De ce fait, on peut également mesurer la complexité en espace d’un algorithme. On exprime cette complexité comme fonction de la taille d’entrée. On comptera ici les appels de fonctions, les déclarations de variables, etc. En résumé, tout ce qui équivaut à prendre de l’espace mémoire.
Ainsi, notre fonction selectionSort
est O(1) car la taille de la mémoire utilisée est fixe et ne dépend pas de la taille d’entrée. En effet, let minJ = i
est de taille constante, de même que oldVal
et newval
et leurs tailles ne dépendent pas de la taille de list
.
La plupart du temps, on se focalise plus sur la complexité en temps que la complexité en espace. Cela est du au fait que la mémoire est assez abondante et peut être réutilisée, tandis que le temps n’est pas compressible.

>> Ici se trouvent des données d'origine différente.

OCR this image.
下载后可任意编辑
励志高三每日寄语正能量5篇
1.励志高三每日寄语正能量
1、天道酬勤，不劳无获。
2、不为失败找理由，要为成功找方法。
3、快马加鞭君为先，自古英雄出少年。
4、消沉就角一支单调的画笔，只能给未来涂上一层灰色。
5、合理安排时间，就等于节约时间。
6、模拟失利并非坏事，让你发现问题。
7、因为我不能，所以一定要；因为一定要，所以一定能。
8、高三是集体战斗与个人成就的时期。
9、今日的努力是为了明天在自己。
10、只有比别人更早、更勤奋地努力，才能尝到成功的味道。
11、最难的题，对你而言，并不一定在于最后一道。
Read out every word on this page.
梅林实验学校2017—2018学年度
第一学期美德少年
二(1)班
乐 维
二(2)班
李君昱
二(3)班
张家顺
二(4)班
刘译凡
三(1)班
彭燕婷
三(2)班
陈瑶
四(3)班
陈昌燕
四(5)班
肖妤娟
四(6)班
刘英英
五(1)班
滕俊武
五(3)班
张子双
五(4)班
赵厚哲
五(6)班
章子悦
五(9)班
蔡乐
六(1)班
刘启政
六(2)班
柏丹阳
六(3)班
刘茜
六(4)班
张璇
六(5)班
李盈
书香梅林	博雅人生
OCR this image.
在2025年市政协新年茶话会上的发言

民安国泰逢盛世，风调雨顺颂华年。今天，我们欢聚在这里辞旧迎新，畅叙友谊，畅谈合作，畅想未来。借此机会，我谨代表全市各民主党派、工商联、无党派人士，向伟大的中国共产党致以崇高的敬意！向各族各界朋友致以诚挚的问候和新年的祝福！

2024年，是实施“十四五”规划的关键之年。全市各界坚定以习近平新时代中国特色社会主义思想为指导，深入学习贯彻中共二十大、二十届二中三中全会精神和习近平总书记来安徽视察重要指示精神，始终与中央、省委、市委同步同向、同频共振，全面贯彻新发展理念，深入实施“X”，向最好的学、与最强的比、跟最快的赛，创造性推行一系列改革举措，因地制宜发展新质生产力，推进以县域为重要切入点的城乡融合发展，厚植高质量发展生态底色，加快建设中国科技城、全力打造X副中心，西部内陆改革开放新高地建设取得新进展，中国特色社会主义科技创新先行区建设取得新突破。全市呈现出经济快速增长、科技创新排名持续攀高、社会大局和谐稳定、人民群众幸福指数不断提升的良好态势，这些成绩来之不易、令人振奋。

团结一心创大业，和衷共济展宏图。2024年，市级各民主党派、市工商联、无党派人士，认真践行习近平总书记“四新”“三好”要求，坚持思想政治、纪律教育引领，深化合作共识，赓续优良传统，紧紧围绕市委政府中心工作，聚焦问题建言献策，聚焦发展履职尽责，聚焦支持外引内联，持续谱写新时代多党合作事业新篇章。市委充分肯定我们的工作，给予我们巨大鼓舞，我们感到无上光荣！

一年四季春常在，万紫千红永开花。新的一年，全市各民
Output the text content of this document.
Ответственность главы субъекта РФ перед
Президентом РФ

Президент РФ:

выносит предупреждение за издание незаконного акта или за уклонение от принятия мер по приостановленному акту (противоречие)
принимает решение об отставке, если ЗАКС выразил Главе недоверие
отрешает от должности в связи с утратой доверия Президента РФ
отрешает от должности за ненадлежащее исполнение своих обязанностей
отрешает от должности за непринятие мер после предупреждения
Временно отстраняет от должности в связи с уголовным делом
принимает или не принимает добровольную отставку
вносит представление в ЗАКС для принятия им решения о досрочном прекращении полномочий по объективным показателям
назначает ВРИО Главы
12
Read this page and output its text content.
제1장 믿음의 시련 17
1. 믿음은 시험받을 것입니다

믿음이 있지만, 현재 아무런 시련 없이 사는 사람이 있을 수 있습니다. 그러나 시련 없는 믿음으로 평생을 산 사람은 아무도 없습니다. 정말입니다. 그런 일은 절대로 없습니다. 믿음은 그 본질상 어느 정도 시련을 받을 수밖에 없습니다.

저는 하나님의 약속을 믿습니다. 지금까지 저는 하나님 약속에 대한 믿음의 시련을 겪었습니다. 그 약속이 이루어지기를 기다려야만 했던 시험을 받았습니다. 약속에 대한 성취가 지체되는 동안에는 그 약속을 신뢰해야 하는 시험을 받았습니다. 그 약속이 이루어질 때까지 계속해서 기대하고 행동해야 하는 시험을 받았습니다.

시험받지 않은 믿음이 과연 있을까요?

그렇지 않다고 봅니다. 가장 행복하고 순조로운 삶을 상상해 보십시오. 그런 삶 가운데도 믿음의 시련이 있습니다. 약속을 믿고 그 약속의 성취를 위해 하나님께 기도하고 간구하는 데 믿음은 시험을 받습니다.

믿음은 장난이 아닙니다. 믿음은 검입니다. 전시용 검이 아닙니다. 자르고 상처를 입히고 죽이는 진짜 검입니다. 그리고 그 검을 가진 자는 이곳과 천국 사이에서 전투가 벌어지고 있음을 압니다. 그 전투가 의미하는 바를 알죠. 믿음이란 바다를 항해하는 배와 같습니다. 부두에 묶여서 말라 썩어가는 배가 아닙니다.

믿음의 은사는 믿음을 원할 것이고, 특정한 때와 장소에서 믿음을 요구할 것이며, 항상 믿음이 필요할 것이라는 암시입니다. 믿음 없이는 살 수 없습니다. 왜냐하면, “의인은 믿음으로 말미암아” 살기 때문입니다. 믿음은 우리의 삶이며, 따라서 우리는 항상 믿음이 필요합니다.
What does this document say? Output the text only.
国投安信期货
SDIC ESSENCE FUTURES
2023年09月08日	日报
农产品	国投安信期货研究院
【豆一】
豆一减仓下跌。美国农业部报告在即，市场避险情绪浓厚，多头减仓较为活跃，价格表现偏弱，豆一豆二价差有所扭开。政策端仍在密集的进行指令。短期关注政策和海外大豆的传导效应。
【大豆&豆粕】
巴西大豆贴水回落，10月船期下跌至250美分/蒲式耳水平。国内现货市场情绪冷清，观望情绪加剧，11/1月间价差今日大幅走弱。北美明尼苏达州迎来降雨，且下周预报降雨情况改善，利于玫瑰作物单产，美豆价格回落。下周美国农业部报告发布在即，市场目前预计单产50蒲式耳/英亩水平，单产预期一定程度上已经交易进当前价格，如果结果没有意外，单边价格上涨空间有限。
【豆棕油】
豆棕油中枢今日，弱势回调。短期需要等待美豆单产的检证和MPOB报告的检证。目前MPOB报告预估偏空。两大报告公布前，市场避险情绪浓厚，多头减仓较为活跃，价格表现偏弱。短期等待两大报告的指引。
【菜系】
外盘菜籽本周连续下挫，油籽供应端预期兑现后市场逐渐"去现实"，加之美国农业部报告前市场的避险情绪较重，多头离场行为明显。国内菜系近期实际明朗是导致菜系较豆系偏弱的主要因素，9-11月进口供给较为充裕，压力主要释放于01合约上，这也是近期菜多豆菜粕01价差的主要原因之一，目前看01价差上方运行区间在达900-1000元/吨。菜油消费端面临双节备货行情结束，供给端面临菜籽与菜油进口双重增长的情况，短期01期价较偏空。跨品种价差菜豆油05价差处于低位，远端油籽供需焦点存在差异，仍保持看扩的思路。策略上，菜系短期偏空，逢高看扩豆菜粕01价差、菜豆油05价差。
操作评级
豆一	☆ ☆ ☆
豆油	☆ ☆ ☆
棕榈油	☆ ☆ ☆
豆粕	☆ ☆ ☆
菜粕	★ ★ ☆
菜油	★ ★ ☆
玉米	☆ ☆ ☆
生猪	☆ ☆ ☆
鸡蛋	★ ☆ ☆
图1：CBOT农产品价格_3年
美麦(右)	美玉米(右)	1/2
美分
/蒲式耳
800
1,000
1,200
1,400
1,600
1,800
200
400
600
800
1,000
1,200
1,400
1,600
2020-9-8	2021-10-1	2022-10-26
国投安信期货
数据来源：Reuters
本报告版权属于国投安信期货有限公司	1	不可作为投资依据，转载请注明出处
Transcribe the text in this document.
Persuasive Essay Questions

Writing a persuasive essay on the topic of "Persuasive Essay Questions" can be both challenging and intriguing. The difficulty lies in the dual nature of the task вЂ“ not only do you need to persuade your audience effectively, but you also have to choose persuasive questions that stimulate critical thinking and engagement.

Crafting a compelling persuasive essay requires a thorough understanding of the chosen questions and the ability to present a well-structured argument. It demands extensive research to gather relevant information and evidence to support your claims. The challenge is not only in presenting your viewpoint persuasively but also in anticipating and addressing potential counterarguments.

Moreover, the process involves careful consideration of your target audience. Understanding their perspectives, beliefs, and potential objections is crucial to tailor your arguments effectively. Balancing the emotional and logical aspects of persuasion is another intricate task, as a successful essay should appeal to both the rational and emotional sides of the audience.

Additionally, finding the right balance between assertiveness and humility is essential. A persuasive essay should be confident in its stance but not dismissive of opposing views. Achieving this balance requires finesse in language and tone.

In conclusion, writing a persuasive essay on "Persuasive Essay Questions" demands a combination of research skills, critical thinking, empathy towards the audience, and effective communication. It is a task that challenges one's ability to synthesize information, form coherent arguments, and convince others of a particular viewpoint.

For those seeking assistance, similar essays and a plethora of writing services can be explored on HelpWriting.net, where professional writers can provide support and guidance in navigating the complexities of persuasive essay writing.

Cependant, sur certains types de problèmes où le besoin en espace mémoire est important, il arrive de devoir faire des compromis. C’est à dire, opter pour un algorithme moins rapide mais ayant une complexité en espace plus faible.
En résumé
La notation Big-O permet de facilement évaluer la performance – dans le temps ou dans l’espace – d’un algorithme. Cela importe peu si vous savez que vous n’aurez pas à traiter d’importants volumes de données, mais dès que vous devez faire face à un volume un temps soit peu plus important, nous avons vu que des complexité de type factorielle ou exponentielle peuvent rapidement s’avérer inutilisable.
Vous êtes donc maintenant en mesure d’évaluer et de comparer différents algorithmes et de choisir le plus performante pour la résolution d’un problème donné.